Is Uber still working in London? Appeal delays decision as taxi app's fate hangs in the balance

The company's app could keep calling cars for months – despite the fact it's supposed to have been shut down

Andrew Griffin
Friday 13 October 2017 11:29 BST
A woman poses holding a smartphone showing the App for ride-sharing cab service Uber in London on September 22, 2017
A woman poses holding a smartphone showing the App for ride-sharing cab service Uber in London on September 22, 2017 (AFP/Getty)

Uber has been banned. But you'd be forgiven for not noticing.

Despite the fact that the app was told it can't operate in London, it's still more than possible to open it up and use it to call a car. There is no disruption to either the technology or the drivers, and journeys are just as readily available.
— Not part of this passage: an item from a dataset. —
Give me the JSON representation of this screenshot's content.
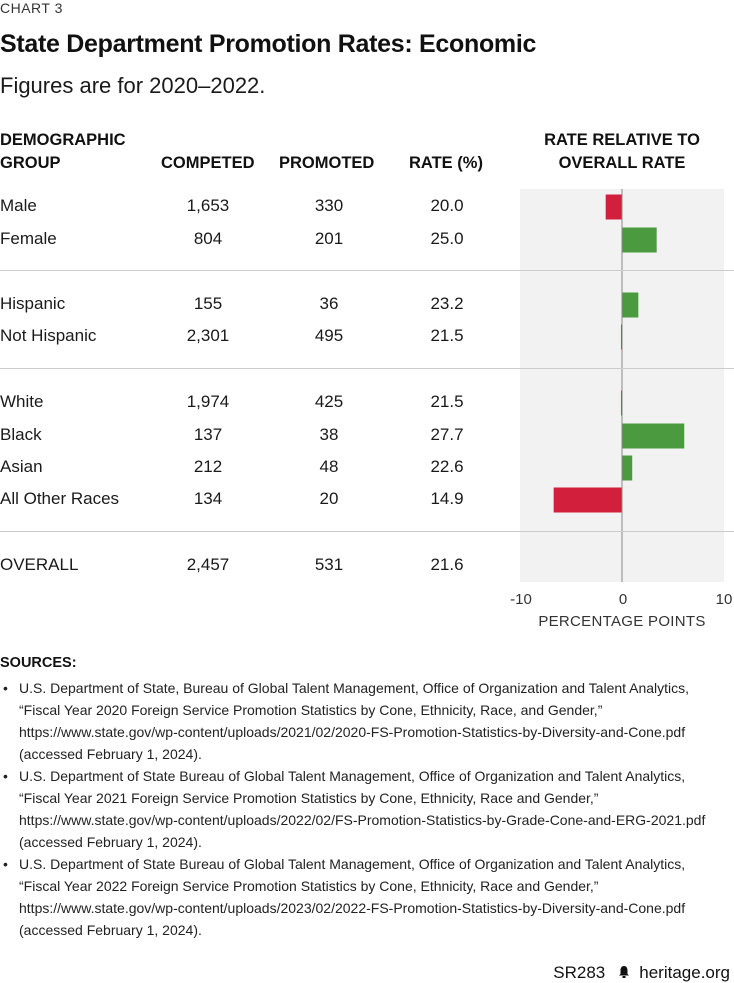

That's because despite the huge amount of coverage of the ban it hasn't really gone into effect. What's more, it might never, despite authorities' decision that the company is "not fit and proper" for a number of reasons.

The app was supposed to be banned from 30 September, according to a ruling from Transport for London. And it technically has.

But that ban doesn't practically go into effect until Uber has exhausted all of its appeal with the regulator. That process might not finish for months – and it could end with Uber successfully having the decision overturned, meaning that the app would never go out of service.

It's not clear what would happen if Uber did opt to pull out of London. It would presumably mean that the app would look like it does in cities where it doesn't yet operate, and that people would be unable to see or hail cars.

That won't happen until the appeals process is exhausted, TfL said when it announced the app was banned. Reports have suggested that process could last as long as 12 months, and Uber has had success overturning such decisions before.

The company has now appealed the decision, and appears to be spending a huge amount of resource on both PR and legal challenges to try and have it overturned. It sent its CEO to London, for instance, where he met with drivers in a marketing exercise apparently focused on improving the app's reputation.

And that reputation does appear to have been undermined. Despite hundreds of thousands of people signing a petition, a majority of people back the banning of the app, according to YouGov data.